Captures the timeless "feel" of rural life & attitudes
(5 out of 5 stars)

"I loved this movie, not only because it is a sensitive and realistic account of one family's tragedy and lingering aftermath, but also because it truly captures the essence of life in rural America. Seeing it brought back memories of living on an Eastern Colorado farm, and of how the families formed real community, sharing their struggles and heartaches as well as happy times. These people are strong and often silent, drawing from within when a loved one dies rather than talking over problems or complaining incessantly about their sorrows. Support from the rest of the community comes in the form of quiet understanding, not trying to pry or get the mourners "to open up" but giving them time, space, and love. It might not be the way we would choose to handle a similar situation, but it is dead on as far as farm communities go. Most farmers face daily struggles the rest of us can't imagine: wondering if a sudden storm or pestilence will end their lifestyle and cost them the land they have farmed for generations. And unlike "9 to 5" jobs, the crops and livestock don't wait for "time off" to grieve and heal. "The Stone Boy" did a great job of portraying the difficult --- yet rewarding --- lifestyle and all its complicated integrity."
An intelligent, very moving film.
(5 out of 5 stars)

"Robert Duval and Glenn Close are superb as the parents of "the stone boy". Based on a short story by writer Gina Berriault. Informed and sensitively directed, this is a great film. They don't come any better than this! A memorable, beautiful story. Don't miss it!"
The Stone Boy
(5 out of 5 stars)

""The Stone Boy" is a perfect example of how rural America handles a tragedy and then moves on. I have lived in Kansas all my life and could really sense the feelings of the family and especially the young boy who accidently killed his brother. Farm life is a hard life, especially now in 2002 and people in rural communities out here respect the need for a families privacy as well as the time to heal from such a tragic event. I can best identify with the family and their portrail of the events that followed the death of their older son, Eugene. It has happened to our family and the experiences were very similar to those portrayed in "The Stone Boy" It takes a lot of courage, campassion, love and understanding to deal with an accidental death. (in my case, my uncle was killed when his tractor overturned and crushed him to death while he was mowing a ditch a long the road.) It takes even more to realize that your day-to-day chores still have to get done no matter how you feel. "The Stone Boy" deminstrates this in a very perfect way. It takes even more in reality for a family to admit that they are feeling the stress and sorrow of the loss of someone who they loved so much (my uncle).

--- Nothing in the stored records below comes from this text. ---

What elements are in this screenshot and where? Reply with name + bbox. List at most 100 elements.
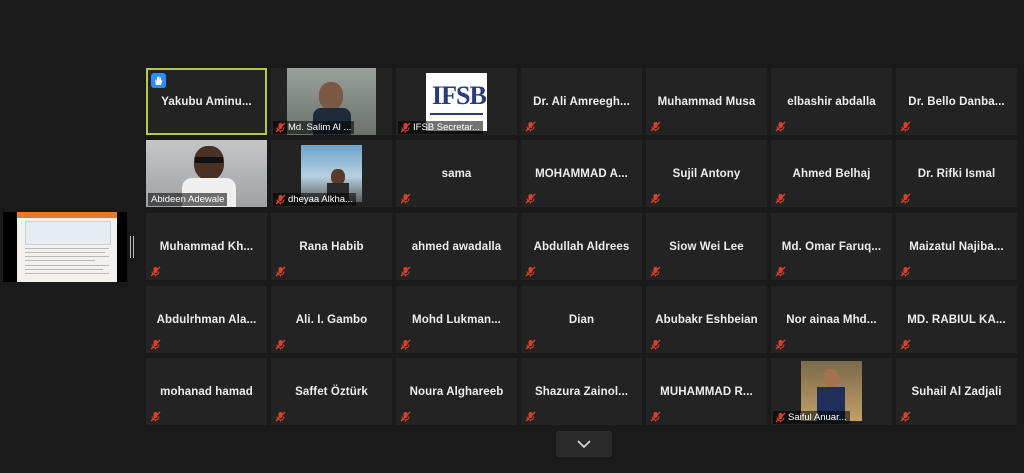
participant-name: mohanad hamad	[160, 385, 253, 398]
muted-mic-icon	[900, 266, 911, 277]
show-more-button[interactable]	[556, 431, 612, 457]
participant-name: Dr. Ali Amreegh...	[533, 95, 630, 108]
participant-tile[interactable]: Muhammad Kh...	[146, 213, 267, 280]
muted-mic-icon	[400, 193, 411, 204]
participant-name: Abideen Adewale	[151, 194, 225, 205]
participant-tile[interactable]: Shazura Zainol...	[521, 358, 642, 425]
muted-mic-icon	[400, 339, 411, 350]
participant-name: MOHAMMAD A...	[535, 167, 628, 180]
participant-name: dheyaa Alkha...	[288, 194, 353, 205]
participant-tile[interactable]: Muhammad Musa	[646, 68, 767, 135]
participant-name: Noura Alghareeb	[409, 385, 504, 398]
participant-tile[interactable]: Rana Habib	[271, 213, 392, 280]
participant-name: Nor ainaa Mhd...	[786, 313, 877, 326]
chevron-down-icon	[577, 440, 591, 448]
muted-mic-icon	[150, 339, 161, 350]
participant-tile[interactable]: sama	[396, 140, 517, 207]
participant-tile[interactable]: Abdullah Aldrees	[521, 213, 642, 280]
muted-mic-icon	[525, 411, 536, 422]
muted-mic-icon	[900, 121, 911, 132]
participant-tile[interactable]: ahmed awadalla	[396, 213, 517, 280]
participant-name: elbashir abdalla	[787, 95, 876, 108]
participant-name: Suhail Al Zadjali	[911, 385, 1002, 398]
participant-name: Muhammad Musa	[657, 95, 756, 108]
participant-tile[interactable]: Saffet Öztürk	[271, 358, 392, 425]
muted-mic-icon	[650, 339, 661, 350]
participant-name: IFSB Secretar...	[413, 122, 481, 133]
participant-name: Muhammad Kh...	[159, 240, 254, 253]
muted-mic-icon	[775, 121, 786, 132]
participant-name: Saiful Anuar...	[788, 412, 847, 423]
participant-tile[interactable]: Ali. I. Gambo	[271, 286, 392, 353]
participant-name-label: Md. Salim Al ...	[273, 121, 355, 134]
muted-mic-icon	[525, 266, 536, 277]
participant-tile[interactable]: Nor ainaa Mhd...	[771, 286, 892, 353]
participant-name: MD. RABIUL KA...	[907, 313, 1006, 326]
participant-tile[interactable]: Md. Omar Faruq...	[771, 213, 892, 280]
muted-mic-icon	[150, 266, 161, 277]
participant-name-label: Abideen Adewale	[148, 193, 228, 206]
muted-mic-icon	[275, 266, 286, 277]
participant-tile[interactable]: Ahmed Belhaj	[771, 140, 892, 207]
muted-mic-icon	[650, 121, 661, 132]
participant-tile[interactable]: Dian	[521, 286, 642, 353]
participant-tile[interactable]: Dr. Bello Danba...	[896, 68, 1017, 135]
participant-tile[interactable]: MOHAMMAD A...	[521, 140, 642, 207]
muted-mic-icon	[400, 122, 411, 133]
muted-mic-icon	[275, 194, 286, 205]
participant-name: Mohd Lukman...	[412, 313, 501, 326]
shared-document-preview	[17, 212, 117, 282]
participant-tile[interactable]: Dr. Ali Amreegh...	[521, 68, 642, 135]
muted-mic-icon	[400, 411, 411, 422]
participant-tile[interactable]: Maizatul Najiba...	[896, 213, 1017, 280]
participant-tile[interactable]: Sujil Antony	[646, 140, 767, 207]
participant-name: Abdullah Aldrees	[533, 240, 630, 253]
participant-tile[interactable]: MD. RABIUL KA...	[896, 286, 1017, 353]
muted-mic-icon	[650, 411, 661, 422]
muted-mic-icon	[900, 193, 911, 204]
shared-screen-thumbnail[interactable]	[3, 212, 127, 282]
participant-name: Abubakr Eshbeian	[655, 313, 758, 326]
muted-mic-icon	[775, 266, 786, 277]
muted-mic-icon	[275, 411, 286, 422]
participant-tile[interactable]: Saiful Anuar...	[771, 358, 892, 425]
muted-mic-icon	[275, 122, 286, 133]
muted-mic-icon	[150, 411, 161, 422]
participant-tile[interactable]: Abubakr Eshbeian	[646, 286, 767, 353]
participant-name: Md. Omar Faruq...	[781, 240, 882, 253]
participant-name: ahmed awadalla	[411, 240, 502, 253]
participant-tile[interactable]: IFSB IFSB Secretar...	[396, 68, 517, 135]
participant-name: Abdulrhman Ala...	[156, 313, 257, 326]
participant-tile[interactable]: elbashir abdalla	[771, 68, 892, 135]
participant-tile[interactable]: Mohd Lukman...	[396, 286, 517, 353]
participant-tile[interactable]: Siow Wei Lee	[646, 213, 767, 280]
participant-name: sama	[441, 167, 472, 180]
participant-tile[interactable]: Dr. Rifki Ismal	[896, 140, 1017, 207]
participant-tile[interactable]: Abdulrhman Ala...	[146, 286, 267, 353]
participant-name-label: Saiful Anuar...	[773, 411, 850, 424]
participant-name: Dian	[568, 313, 595, 326]
participant-tile[interactable]: dheyaa Alkha...	[271, 140, 392, 207]
participant-name-label: dheyaa Alkha...	[273, 193, 356, 206]
participant-tile[interactable]: Noura Alghareeb	[396, 358, 517, 425]
muted-mic-icon	[900, 339, 911, 350]
muted-mic-icon	[525, 193, 536, 204]
resize-handle[interactable]	[130, 236, 134, 258]
muted-mic-icon	[525, 339, 536, 350]
participant-name: Maizatul Najiba...	[909, 240, 1004, 253]
muted-mic-icon	[525, 121, 536, 132]
participant-name: Rana Habib	[299, 240, 364, 253]
participant-name: Ahmed Belhaj	[792, 167, 871, 180]
participant-name: Saffet Öztürk	[295, 385, 368, 398]
muted-mic-icon	[775, 193, 786, 204]
participant-tile[interactable]: Abideen Adewale	[146, 140, 267, 207]
participant-name: MUHAMMAD R...	[660, 385, 753, 398]
muted-mic-icon	[275, 339, 286, 350]
participant-tile[interactable]: Suhail Al Zadjali	[896, 358, 1017, 425]
participant-tile[interactable]: mohanad hamad	[146, 358, 267, 425]
participant-tile[interactable]: Md. Salim Al ...	[271, 68, 392, 135]
participant-tile[interactable]: Yakubu Aminu...	[146, 68, 267, 135]
participant-name: Md. Salim Al ...	[288, 122, 352, 133]
participant-name: Shazura Zainol...	[534, 385, 629, 398]
participant-tile[interactable]: MUHAMMAD R...	[646, 358, 767, 425]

I also know how the younger son must have felt when he was on the bus and finally caved in telling another passanger, crying that "I killed Eugene, the gun fired and I killed Eugene." This film is a very sensitive and honost look at the struggles of rural life and how one family copes with and learnes to move beyond the death of their older boy, Eugene while helping the younger son overcome his guilt."
Superb quiet film
Westley | Stuck in my head | 02/01/2002
(5 out of 5 stars)

"I saw this movie quite a few years ago and was deeply moved. It is a film that is quiet and slow, but that provides the patient viewer with innumerable rewards. The plot concerns the accidental death of the oldest son in the family and the blame placed on the youngest son for this death. Although the family does not directly blame the youngest son, he feels tremendous guilt and the family memebers slowly pull away from him and each other. The movie has a great feel for rural families and small-town life and doesn't provide any easy answers or excess sentiment. Look for Linda Hamilton in a small early role as a bus passenger."